Bingo. She watched ambition and greed replace the lust in his dark brown gaze. Heard the slight mutter from some of the soldiers.

After she’d told him that they wouldn’t need a limousine, that they were, instead, renting a car, he snapped his fingers. Immediately, a soldier arrived with a cart.

“No es necesario,” she assured him, lifting her bag to show she was more than capable of carrying it herself.

But he insisted, rattling off instructions to the soldier-turned-porter.

Kirby glanced over at Shane, who merely shrugged. When he handed over his bag, she followed suit.

The customs official stamped both their passports and handed them back, allowing his fingers to brush Kirby’s as he did so.

A muscle jerked in Shane’s jaw. But again, he maintained his cool.

It was all Kirby could do to keep from bursting into the “Hallelujah” chorus as they finally escaped the terminal. They’d made it past the first hurdle. And she liked to think that she’d played an important part.

With Shane’s hand planted firmly on her back, they followed the porter down the sidewalk toward a kiosk with the yellow, red, and black sign depicting the national rental car company. A few months ago, the major companies—Hertz, Avis, National, Budget—had been represented. Then the president had nationalized public transportation, putting his brother-in-law in charge of all car rentals in the country.

Before they’d left Swann Island, Zach had reported that the CIA station chief had warned him since Vasquez suspected all Americans of being CIA, they could expect their rental car to come equipped with both a bug and a tracking device.

He’d also stated that he had that contingency covered; after they’d paid their visit to the president, the couple leaving the country in their place would drive the rental back to the airport. Kirby and Shane would be given a clean car to drive out of the city to the rendezvous point.

While making their approach into the airport, coming down from blue skies into a thick gray cloud, their pilot had assured them it was safe to land.

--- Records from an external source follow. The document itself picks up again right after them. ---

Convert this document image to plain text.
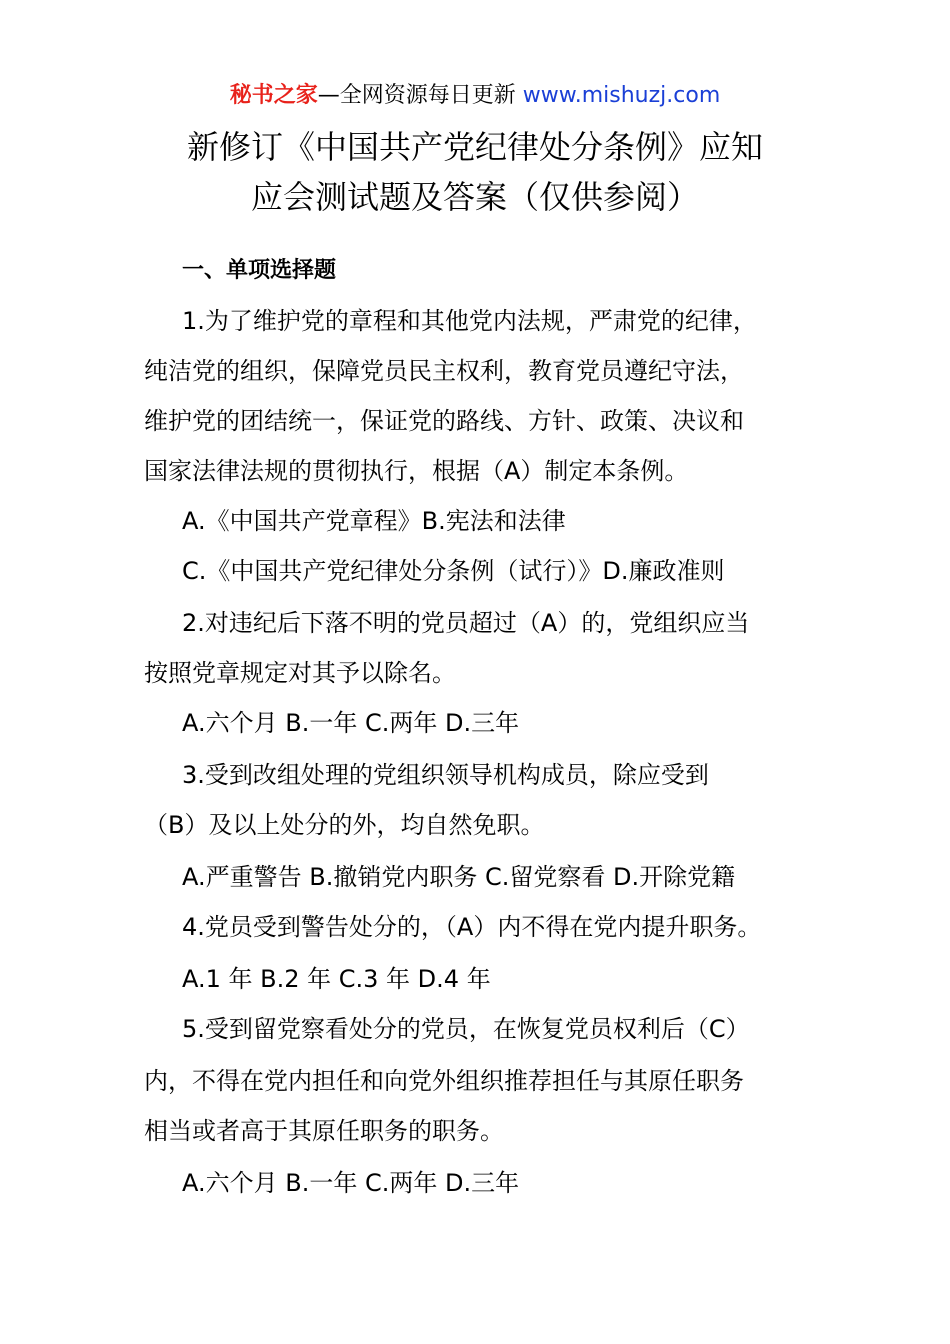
秘书之家—全网资源每日更新 www.mishuzj.com
新修订《中国共产党纪律处分条例》应知
应会测试题及答案（仅供参阅）
一、单项选择题
1.为了维护党的章程和其他党内法规，严肃党的纪律，
纯洁党的组织，保障党员民主权利，教育党员遵纪守法，
维护党的团结统一，保证党的路线、方针、政策、决议和
国家法律法规的贯彻执行，根据（A）制定本条例。
A.《中国共产党章程》B.宪法和法律
C.《中国共产党纪律处分条例（试行）》D.廉政准则
2.对违纪后下落不明的党员超过（A）的，党组织应当
按照党章规定对其予以除名。
A.六个月 B.一年 C.两年 D.三年
3.受到改组处理的党组织领导机构成员，除应受到
（B）及以上处分的外，均自然免职。
A.严重警告 B.撤销党内职务 C.留党察看 D.开除党籍
4.党员受到警告处分的，（A）内不得在党内提升职务。
A.1 年 B.2 年 C.3 年 D.4 年
5.受到留党察看处分的党员，在恢复党员权利后（C）
内，不得在党内担任和向党外组织推荐担任与其原任职务
相当或者高于其原任职务的职务。
A.六个月 B.一年 C.两年 D.三年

That turned out to be true, but from the way it continued to belch smoke with its usual steam, it was obvious that Ixtab was not yet through with whatever it was intending to do.

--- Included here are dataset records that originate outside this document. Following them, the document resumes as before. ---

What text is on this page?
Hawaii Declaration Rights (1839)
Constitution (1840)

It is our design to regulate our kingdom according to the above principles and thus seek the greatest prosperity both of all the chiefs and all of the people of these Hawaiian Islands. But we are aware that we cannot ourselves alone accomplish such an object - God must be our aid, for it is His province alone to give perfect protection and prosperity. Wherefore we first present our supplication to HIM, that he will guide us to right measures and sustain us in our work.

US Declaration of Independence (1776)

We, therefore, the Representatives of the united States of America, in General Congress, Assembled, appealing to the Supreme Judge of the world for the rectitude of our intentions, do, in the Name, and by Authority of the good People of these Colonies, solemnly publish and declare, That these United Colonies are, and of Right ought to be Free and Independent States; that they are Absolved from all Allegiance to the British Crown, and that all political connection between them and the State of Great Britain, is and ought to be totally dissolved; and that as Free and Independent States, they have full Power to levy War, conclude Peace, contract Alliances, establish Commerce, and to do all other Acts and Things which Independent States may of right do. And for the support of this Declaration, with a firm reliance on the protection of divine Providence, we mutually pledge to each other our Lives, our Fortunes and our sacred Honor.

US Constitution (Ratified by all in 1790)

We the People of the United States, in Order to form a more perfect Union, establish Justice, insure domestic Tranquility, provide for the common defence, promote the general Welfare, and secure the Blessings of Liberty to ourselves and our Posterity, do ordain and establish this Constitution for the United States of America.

Although the city was far enough from the volcano that the population, accustomed to sucking in massive amounts of auto pollutants, wasn’t bothering to wear masks, the moment they left the terminal, Kirby’s eyes began to burn and water.

“This isn’t good,” she said.

“No shit,” Shane agreed.

The rental was a black Toyota two-door sedan. Knowing that the general’s men might be listening to everything they said was more than a little unsettling.

Neither spoke as they drove toward the center of the city. A pungent, smoky, dark cloud hovered over the buildings, which was part volcanic pollution, part from the farmers slash-and-burn agriculture, and part from the cars crowding the narrow streets.

“This always reminds me of a destruction derby,” Kirby said as a rusting truck piled high with green bananas blasted its horn at a stalled car, driving onto the sidewalk to pass it, which, in turn, sent a sidewalk taco vendor scrambling to escape serious injury or even death.

“Or the running of the bulls, with cars and trucks taking the place of bulls,” Shane said, expertly swerving to dodge a car cutting diagonally across the traffic circle at the Plaza de Armas.

A middle-aged couple raced, hand in hand, across the road, barely missing being hit by a speeding taxi. Their shorts, the woman’s designer bag, and the expensive camera around the man’s neck practically shouted out, “Gringo tourists. Come rob us!”

“You’re very good at this,” she said.

“Thanks. Actually, this isn’t all that different from driving in D.C.,” he said, reminding her that they needed to stay in character.

“I’m so worried about Rachel.” That was certainly true.

“Hopefully, we’ll be able to get in to see President Vasquez,” Shane said. “And he’ll be able to intervene.”

“I hope so,” Kirby said, on cue. “It seems it would be in his best interest to send some of his army against Castillo’s thugs.” She sighed heavily, then said, “I’m still furious at our government for not helping.”